In response, Conyers said the bill shields corporate wrongdoers “by making it more difficult for those who have been harmed by their actions from obtaining justice and allows these wrongdoers to further victimize their victims.”
The FACT Act would increase transparency in the asbestos trust system, in which approximately 100 companies that were targeted frequently by asbestos suits declared bankruptcy to establish trusts to compensate victims.
It would require quarterly reports on claims made to the trusts while taking measures to protect claimants’ personal information.
After several votes on amendments, Farenthold stood to speak against a proposed amendment regarding the security of minors' information.
Frustrated, Farenthold noted protections are already in place that limit the release of information to a minor's initials, exposure claim and the last four digits of a social security and bank account number.
"I am stunned by the amount of people who haven't read this three-page bill," he exclaimed.
The amendment was defeated by roughly the same margin as the others.
The bill would also require trusts to respond to information sought from them by defendants in asbestos lawsuits. Defendants in those suits want to ensure that plaintiffs attorneys aren’t fully blaming their products while also blaming the products of companies that established trusts.
It is a practice that was brought to light in Garlock Sealing Technologies’ bankruptcy proceeding.
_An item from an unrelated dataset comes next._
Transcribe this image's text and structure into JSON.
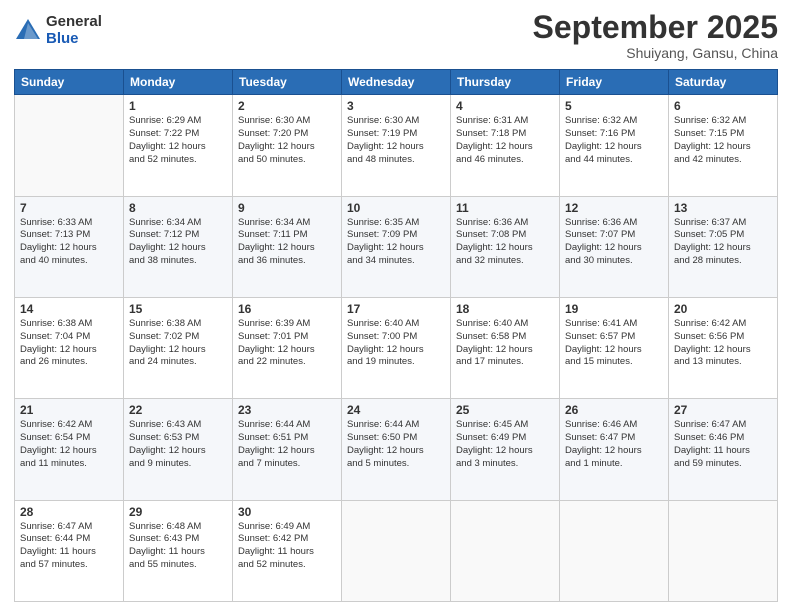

In January 2014, U.S. Bankruptcy Judge George Hodges ruled in a landmark decision that plaintiffs attorneys had been withholding evidence that could have been submitted to trusts while pursuing lawsuits against Garlock.
They did so in order to maximize recovery in both systems, he ruled.
Garlock had been permitted full discovery into the claims of 15 individuals and eventually filed racketeering lawsuits against the law firms that represented them.
“It appears certain that more extensive discovery would show more extensive abuse,” Hodges wrote. “But that is not necessary because the startling pattern of misrepresentation that has been shown is sufficiently persuasive.”
Ultimately, Hodges ordered Garlock to put $125 million in its trust – more than $1 billion less than plaintiffs attorneys had requested. Hodges ruled that Garlock’s past record of verdicts and settlements was not an indicator of future liabilities because of the actions of plaintiffs attorneys.
Garlock eventually agreed to put more than $350 million in its trust.